The final type of noradrenergic receptors, classified as β, are also a G-protein coupled receptor, divided into three subtypes: β₁, β₂, β₃ [216]. There have been studies linking β receptors to synaptic plasticity, with norepinephrine acting on β receptors to dictate synaptic strength in hippocampal neurons, as well as NE released from the locus coeruleus enhancing LTD-related memory processing [218].

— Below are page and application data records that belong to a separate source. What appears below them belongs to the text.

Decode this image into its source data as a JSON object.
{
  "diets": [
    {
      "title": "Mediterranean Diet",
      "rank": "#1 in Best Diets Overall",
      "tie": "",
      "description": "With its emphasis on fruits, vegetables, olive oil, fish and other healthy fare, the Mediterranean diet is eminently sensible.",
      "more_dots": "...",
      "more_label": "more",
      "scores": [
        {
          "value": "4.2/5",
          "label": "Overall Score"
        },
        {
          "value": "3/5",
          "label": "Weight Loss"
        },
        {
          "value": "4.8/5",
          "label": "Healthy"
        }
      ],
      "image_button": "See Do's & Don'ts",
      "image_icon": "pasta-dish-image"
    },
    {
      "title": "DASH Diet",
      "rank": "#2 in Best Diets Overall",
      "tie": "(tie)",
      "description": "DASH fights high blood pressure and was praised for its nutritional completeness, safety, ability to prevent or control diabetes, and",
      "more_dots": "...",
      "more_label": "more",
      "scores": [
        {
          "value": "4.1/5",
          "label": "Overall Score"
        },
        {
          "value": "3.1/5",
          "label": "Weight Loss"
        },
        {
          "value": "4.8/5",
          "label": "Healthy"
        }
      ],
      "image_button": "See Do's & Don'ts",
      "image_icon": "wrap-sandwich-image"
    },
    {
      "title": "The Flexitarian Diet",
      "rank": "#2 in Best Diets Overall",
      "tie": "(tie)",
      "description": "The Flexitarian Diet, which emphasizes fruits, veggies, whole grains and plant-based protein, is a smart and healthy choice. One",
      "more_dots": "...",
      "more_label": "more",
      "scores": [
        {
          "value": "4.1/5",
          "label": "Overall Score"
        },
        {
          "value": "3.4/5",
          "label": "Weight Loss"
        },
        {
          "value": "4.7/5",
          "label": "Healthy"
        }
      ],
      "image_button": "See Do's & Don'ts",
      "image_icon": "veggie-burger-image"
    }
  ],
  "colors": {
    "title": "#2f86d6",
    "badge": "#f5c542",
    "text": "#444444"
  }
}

The noradrenergic system has been implicated in a variety of decision-making paradigms as well as throughout the learning process. Studies using optogenetics, pharmacological agents, and lesioning have brought to light the effect norepinephrine has on cognition and higher-order thought processes. One theory regarding the role of NE in decision making involves the idea of network reset, acting as an “internal interrupt” signal [219,220]. Here, it is explained that the phasic activation of locus coeruleus noradrenergic neurons causes an increase of NE throughout the cortex, invoking cognitive shifts and the potential reorganization of neural networks [221]. This shifted brain state is hypothesized to be better equipped for rapid behavioral adaptation and enhanced decision making [221]. Other theories point out how stimulus-induced firing patterns of the LC are closely attuned to behavioral performance, hypothesized from LC primate recordings in visual discrimination tasks [28]. Similar phasic activation in primates has shown how the LC can respond to specific task-related decisions, modulating NE release and adapting future task-relevant decisions [186], as well as showcasing coordinated activity patterns in cortical networks derived from ascending NE projections [222]. Studies invoking NE release through an agonist have shown enhancements in sensory stimulation, allowing more rapid synaptic plasticity and faster behavioral responses [223].

Several pharmacological experiments have investigated the specific role that α₂ receptors play in the decision-making process. Studies using NE antagonists have shown α_2A receptor knockout leading to more risk-on behavior, with rats exhibiting greedier decisions [224]. α_2A agonists have been proven to enhance the efficiency of working memory and reduce impulsivity in primates [225]. This increased receptor uptake in the prefrontal cortex seems to be part of the shifted network brain state described earlier. The agonist guanfacine, another α_2A agent, was also shown to improve visual object discrimination performance during a reversal learning paradigm in primates [226].

The noradrenergic modulation of attention has been studied for several decades [227,228,229]. Studies have established the theory that the LC-NE system regulates the efficacy of information processing during neural coding of sensory signals [20,230,231]. During behavioral tasks, selective attention enhances neuronal responsiveness to sensory cues [232,233]. The firing rates of LC neurons are correlated with attentive behavior in an odd-ball task [227], in which either high or low tonic firing rates correspond to inattentive states and medium firing rates are associated with animals’ best performance. In a novel environment where more adaptive behaviors are required, changes in electrotonic coupling among LC neurons regulate goal-directed exploration and preserve attentional selectivity [28]. In addition, some studies have investigated the effects of NE agonists. It is shown that in a cued target detection task (CTD), the application of α₂ receptor agonists clonidine or guanfacine significantly impaired alerting behavior, and the effect was dose-dependent [234], while the effect was blocked by the α₂ antagonists idazoxan or yohimbine.

Most recent studies also show an association between the NE system and impulsivity control [235,236,237]. It was observed from the superior frontal theta band activity that the NE system dynamically gains and loses relevance to regulate inhibitory control under different responding modes [237]. This work has led to the use of the NE-specific reuptake inhibitor atomoxetine as a treatment of pediatric attention-deficit/hyperactivity disorder (ADHD) [235]. Furthermore, it is demonstrated that ADHD patients have a higher positron emission tomography (PET)-measured NET availability in comparison to healthy individuals, suggesting that there are underlying genetic and epigenetic mechanisms.